The Science of Valuing a Business

It usually requires the expertise of a valuation professional, preferably a certified valuation analyst, to obtain an official value that can be used as a starting point in setting a sales price. Depending on the appraisal method, the valuation can differ widely. The valuation approach used in any particular case depends on the valuation specialist’s preferences, as well as your business’ situation, but it is usually one or a combination of the following:

  • Income approach: A multiplier approach that takes into account past current and projected revenues and cash flow in the same market
  • Asset approach: Only considers the fair market value of the assets owned by the business

The Art of Valuing a Business

The science, or math, of business valuation is fairly straightforward. It's the art - the valuation of the variables and intangibles - that is somewhat more subjective and makes pricing a business for sale difficult. It's about many of the factors discussed earlier (Is my business saleable?) -- the employees, the customers, the market position, contractual arrangements, industry trends, environmental or regulatory issues - that, at any given moment, can be perceived by a buyer differently than another buyer at a different moment in time. The key is to understand how each of these elements can impact the value of the business and then take steps to optimize them for a business sale.
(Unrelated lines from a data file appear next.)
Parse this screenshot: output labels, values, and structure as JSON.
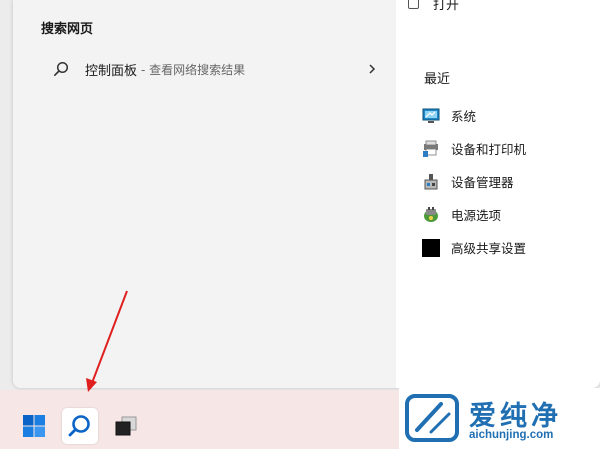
{
  "search_web": {
    "section_title": "搜索网页",
    "result": {
      "query": "控制面板",
      "suffix": "- 查看网络搜索结果"
    }
  },
  "details": {
    "open_label": "打开",
    "recent_title": "最近",
    "recent_items": [
      {
        "label": "系统",
        "icon": "system-icon"
      },
      {
        "label": "设备和打印机",
        "icon": "devices-printers-icon"
      },
      {
        "label": "设备管理器",
        "icon": "device-manager-icon"
      },
      {
        "label": "电源选项",
        "icon": "power-options-icon"
      },
      {
        "label": "高级共享设置",
        "icon": "advanced-sharing-icon"
      }
    ]
  },
  "taskbar": {
    "buttons": [
      "start-button",
      "search-button",
      "task-view-button"
    ]
  },
  "watermark": {
    "brand_cn": "爱纯净",
    "brand_en": "aichunjing.com"
  },
  "colors": {
    "accent": "#0a64c8",
    "taskbar_bg": "#f6e6e6",
    "annotation_arrow": "#e02020",
    "watermark_blue": "#1f6fb2"
  }
}
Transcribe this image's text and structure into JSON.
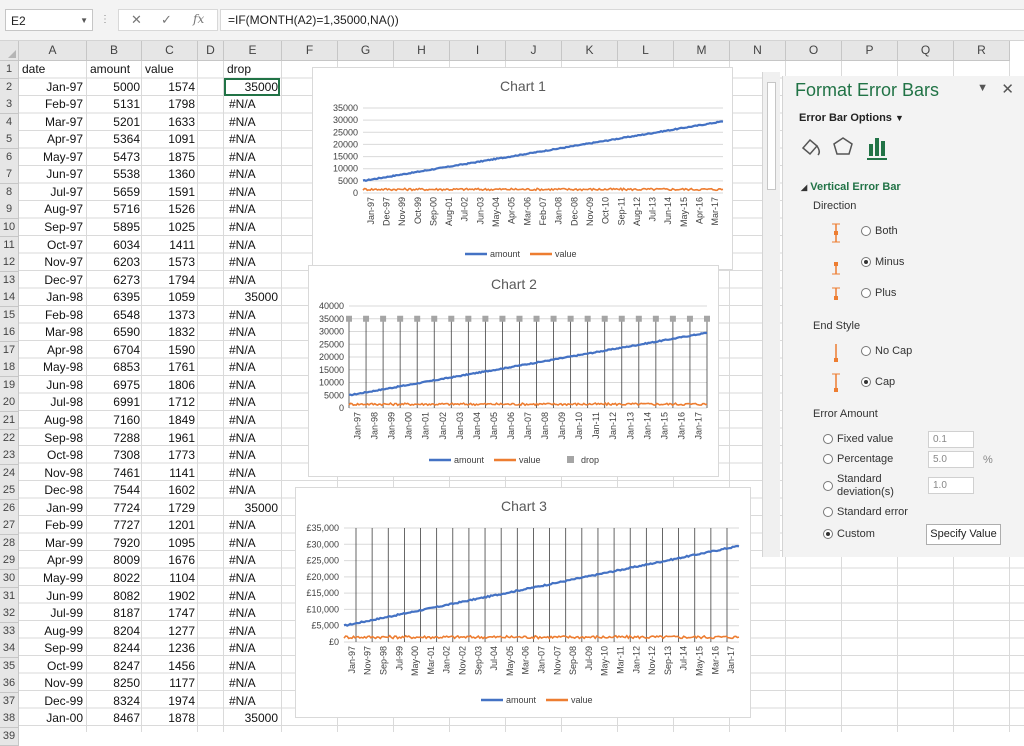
{
  "formula_bar": {
    "name_box": "E2",
    "formula": "=IF(MONTH(A2)=1,35000,NA())"
  },
  "columns": [
    "A",
    "B",
    "C",
    "D",
    "E",
    "F",
    "G",
    "H",
    "I",
    "J",
    "K",
    "L",
    "M",
    "N",
    "O",
    "P",
    "Q",
    "R"
  ],
  "headers": {
    "date": "date",
    "amount": "amount",
    "value": "value",
    "drop": "drop"
  },
  "rows": [
    [
      "Jan-97",
      "5000",
      "1574",
      "35000"
    ],
    [
      "Feb-97",
      "5131",
      "1798",
      "#N/A"
    ],
    [
      "Mar-97",
      "5201",
      "1633",
      "#N/A"
    ],
    [
      "Apr-97",
      "5364",
      "1091",
      "#N/A"
    ],
    [
      "May-97",
      "5473",
      "1875",
      "#N/A"
    ],
    [
      "Jun-97",
      "5538",
      "1360",
      "#N/A"
    ],
    [
      "Jul-97",
      "5659",
      "1591",
      "#N/A"
    ],
    [
      "Aug-97",
      "5716",
      "1526",
      "#N/A"
    ],
    [
      "Sep-97",
      "5895",
      "1025",
      "#N/A"
    ],
    [
      "Oct-97",
      "6034",
      "1411",
      "#N/A"
    ],
    [
      "Nov-97",
      "6203",
      "1573",
      "#N/A"
    ],
    [
      "Dec-97",
      "6273",
      "1794",
      "#N/A"
    ],
    [
      "Jan-98",
      "6395",
      "1059",
      "35000"
    ],
    [
      "Feb-98",
      "6548",
      "1373",
      "#N/A"
    ],
    [
      "Mar-98",
      "6590",
      "1832",
      "#N/A"
    ],
    [
      "Apr-98",
      "6704",
      "1590",
      "#N/A"
    ],
    [
      "May-98",
      "6853",
      "1761",
      "#N/A"
    ],
    [
      "Jun-98",
      "6975",
      "1806",
      "#N/A"
    ],
    [
      "Jul-98",
      "6991",
      "1712",
      "#N/A"
    ],
    [
      "Aug-98",
      "7160",
      "1849",
      "#N/A"
    ],
    [
      "Sep-98",
      "7288",
      "1961",
      "#N/A"
    ],
    [
      "Oct-98",
      "7308",
      "1773",
      "#N/A"
    ],
    [
      "Nov-98",
      "7461",
      "1141",
      "#N/A"
    ],
    [
      "Dec-98",
      "7544",
      "1602",
      "#N/A"
    ],
    [
      "Jan-99",
      "7724",
      "1729",
      "35000"
    ],
    [
      "Feb-99",
      "7727",
      "1201",
      "#N/A"
    ],
    [
      "Mar-99",
      "7920",
      "1095",
      "#N/A"
    ],
    [
      "Apr-99",
      "8009",
      "1676",
      "#N/A"
    ],
    [
      "May-99",
      "8022",
      "1104",
      "#N/A"
    ],
    [
      "Jun-99",
      "8082",
      "1902",
      "#N/A"
    ],
    [
      "Jul-99",
      "8187",
      "1747",
      "#N/A"
    ],
    [
      "Aug-99",
      "8204",
      "1277",
      "#N/A"
    ],
    [
      "Sep-99",
      "8244",
      "1236",
      "#N/A"
    ],
    [
      "Oct-99",
      "8247",
      "1456",
      "#N/A"
    ],
    [
      "Nov-99",
      "8250",
      "1177",
      "#N/A"
    ],
    [
      "Dec-99",
      "8324",
      "1974",
      "#N/A"
    ],
    [
      "Jan-00",
      "8467",
      "1878",
      "35000"
    ]
  ],
  "panel": {
    "title": "Format Error Bars",
    "options_label": "Error Bar Options",
    "section": "Vertical Error Bar",
    "direction_label": "Direction",
    "direction": [
      "Both",
      "Minus",
      "Plus"
    ],
    "end_style_label": "End Style",
    "end_style": [
      "No Cap",
      "Cap"
    ],
    "error_amount_label": "Error Amount",
    "amount_options": [
      "Fixed value",
      "Percentage",
      "Standard deviation(s)",
      "Standard error",
      "Custom"
    ],
    "fixed_value": "0.1",
    "percentage": "5.0",
    "percent_sign": "%",
    "std_dev": "1.0",
    "specify_button": "Specify Value"
  },
  "chart_data": [
    {
      "type": "line",
      "title": "Chart 1",
      "yticks": [
        "35000",
        "30000",
        "25000",
        "20000",
        "15000",
        "10000",
        "5000",
        "0"
      ],
      "ylim": [
        0,
        35000
      ],
      "xticks": [
        "Jan-97",
        "Dec-97",
        "Nov-99",
        "Oct-99",
        "Sep-00",
        "Aug-01",
        "Jul-02",
        "Jun-03",
        "May-04",
        "Apr-05",
        "Mar-06",
        "Feb-07",
        "Jan-08",
        "Dec-08",
        "Nov-09",
        "Oct-10",
        "Sep-11",
        "Aug-12",
        "Jul-13",
        "Jun-14",
        "May-15",
        "Apr-16",
        "Mar-17"
      ],
      "series": [
        {
          "name": "amount",
          "color": "#4472c4",
          "start": 5000,
          "end": 29500
        },
        {
          "name": "value",
          "color": "#ed7d31",
          "start": 1500,
          "end": 1500
        }
      ],
      "legend": "bottom"
    },
    {
      "type": "line",
      "title": "Chart 2",
      "yticks": [
        "40000",
        "35000",
        "30000",
        "25000",
        "20000",
        "15000",
        "10000",
        "5000",
        "0"
      ],
      "ylim": [
        0,
        40000
      ],
      "xticks": [
        "Jan-97",
        "Jan-98",
        "Jan-99",
        "Jan-00",
        "Jan-01",
        "Jan-02",
        "Jan-03",
        "Jan-04",
        "Jan-05",
        "Jan-06",
        "Jan-07",
        "Jan-08",
        "Jan-09",
        "Jan-10",
        "Jan-11",
        "Jan-12",
        "Jan-13",
        "Jan-14",
        "Jan-15",
        "Jan-16",
        "Jan-17"
      ],
      "series": [
        {
          "name": "amount",
          "color": "#4472c4",
          "start": 5000,
          "end": 29500
        },
        {
          "name": "value",
          "color": "#ed7d31",
          "start": 1500,
          "end": 1500
        },
        {
          "name": "drop",
          "color": "#a5a5a5",
          "value": 35000
        }
      ],
      "legend": "bottom"
    },
    {
      "type": "line",
      "title": "Chart 3",
      "yticks": [
        "£35,000",
        "£30,000",
        "£25,000",
        "£20,000",
        "£15,000",
        "£10,000",
        "£5,000",
        "£0"
      ],
      "ylim": [
        0,
        35000
      ],
      "xticks": [
        "Jan-97",
        "Nov-97",
        "Sep-98",
        "Jul-99",
        "May-00",
        "Mar-01",
        "Jan-02",
        "Nov-02",
        "Sep-03",
        "Jul-04",
        "May-05",
        "Mar-06",
        "Jan-07",
        "Nov-07",
        "Sep-08",
        "Jul-09",
        "May-10",
        "Mar-11",
        "Jan-12",
        "Nov-12",
        "Sep-13",
        "Jul-14",
        "May-15",
        "Mar-16",
        "Jan-17"
      ],
      "series": [
        {
          "name": "amount",
          "color": "#4472c4",
          "start": 5000,
          "end": 29500
        },
        {
          "name": "value",
          "color": "#ed7d31",
          "start": 1500,
          "end": 1500
        }
      ],
      "legend": "bottom"
    }
  ]
}
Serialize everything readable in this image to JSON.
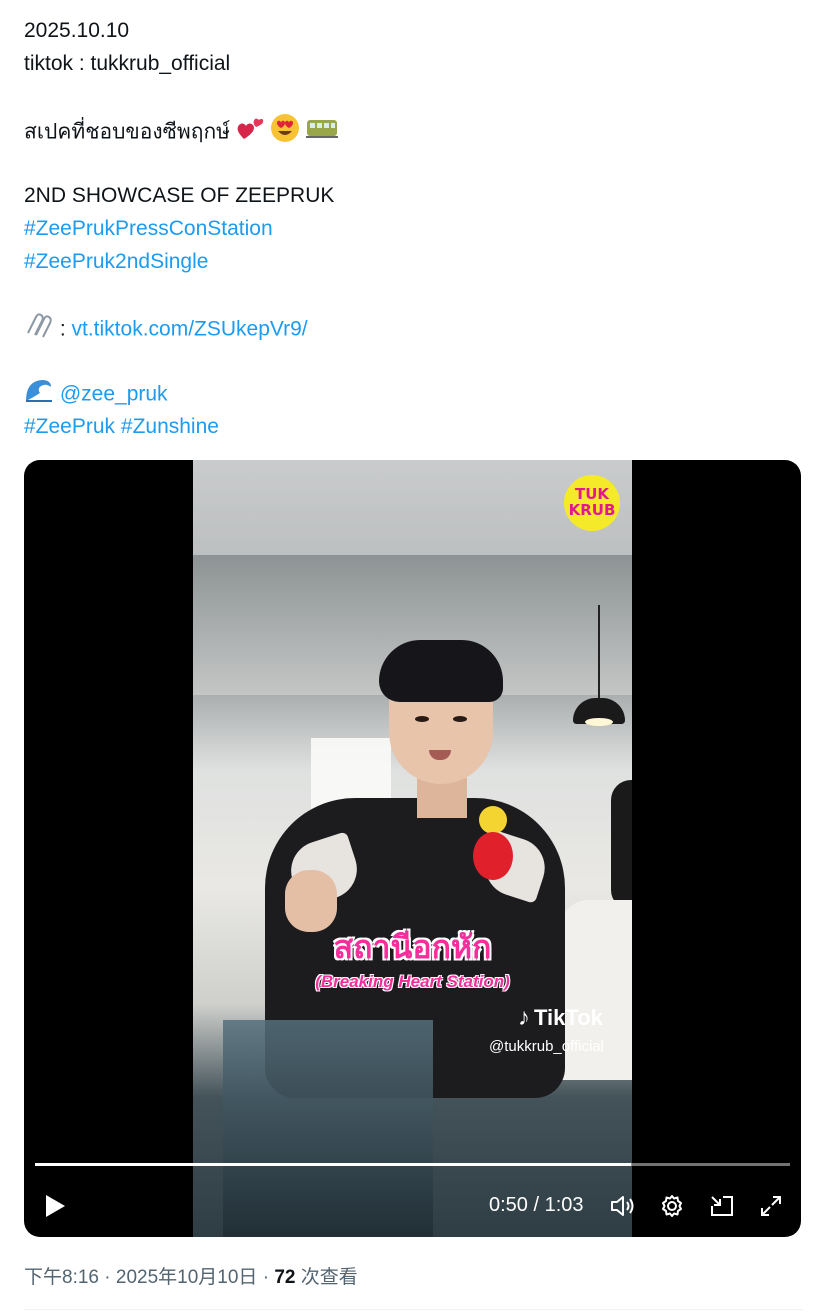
{
  "tweet": {
    "date_line": "2025.10.10",
    "source_line": "tiktok : tukkrub_official",
    "thai_line": "สเปคที่ชอบของซีพฤกษ์",
    "showcase_line": "2ND SHOWCASE OF ZEEPRUK",
    "hashtag1": "#ZeePrukPressConStation",
    "hashtag2": "#ZeePruk2ndSingle",
    "link_prefix": " : ",
    "link": "vt.tiktok.com/ZSUkepVr9/",
    "mention": "@zee_pruk",
    "hashtag3": "#ZeePruk",
    "hashtag4": "#Zunshine",
    "emojis": [
      "two-hearts-icon",
      "heart-eyes-icon",
      "tram-icon",
      "paperclip-icon",
      "wave-icon"
    ]
  },
  "video": {
    "logo_text": "TUK KRUB",
    "caption_thai": "สถานีอกหัก",
    "caption_english": "(Breaking Heart Station)",
    "watermark_brand": "TikTok",
    "watermark_handle": "@tukkrub_official",
    "progress_fraction": 0.79,
    "current_time": "0:50",
    "time_separator": " / ",
    "duration": "1:03"
  },
  "meta": {
    "time": "下午8:16",
    "sep1": " · ",
    "date": "2025年10月10日",
    "sep2": " · ",
    "views_count": "72",
    "views_label": " 次查看"
  },
  "colors": {
    "link": "#1d9bf0",
    "text": "#0f1419",
    "muted": "#536471",
    "caption_pink": "#f52e9b",
    "logo_yellow": "#f5ea2a"
  }
}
Don't Wait to Value Your Business

Even if your planned exit date is far off in the future, you shouldn't wait to have your business valued. If nothing else, it will provide you with an important benchmark that allows you to keep score. But, there are plenty of other reasons to value a business. You can’t properly fund an estate plan or a business continuation plan without knowing the value of your business. If you are considering the sale of your business, by valuing your business today, you will know more precisely what aspects of your business you need to work on to increase its value and its ultimate sale price.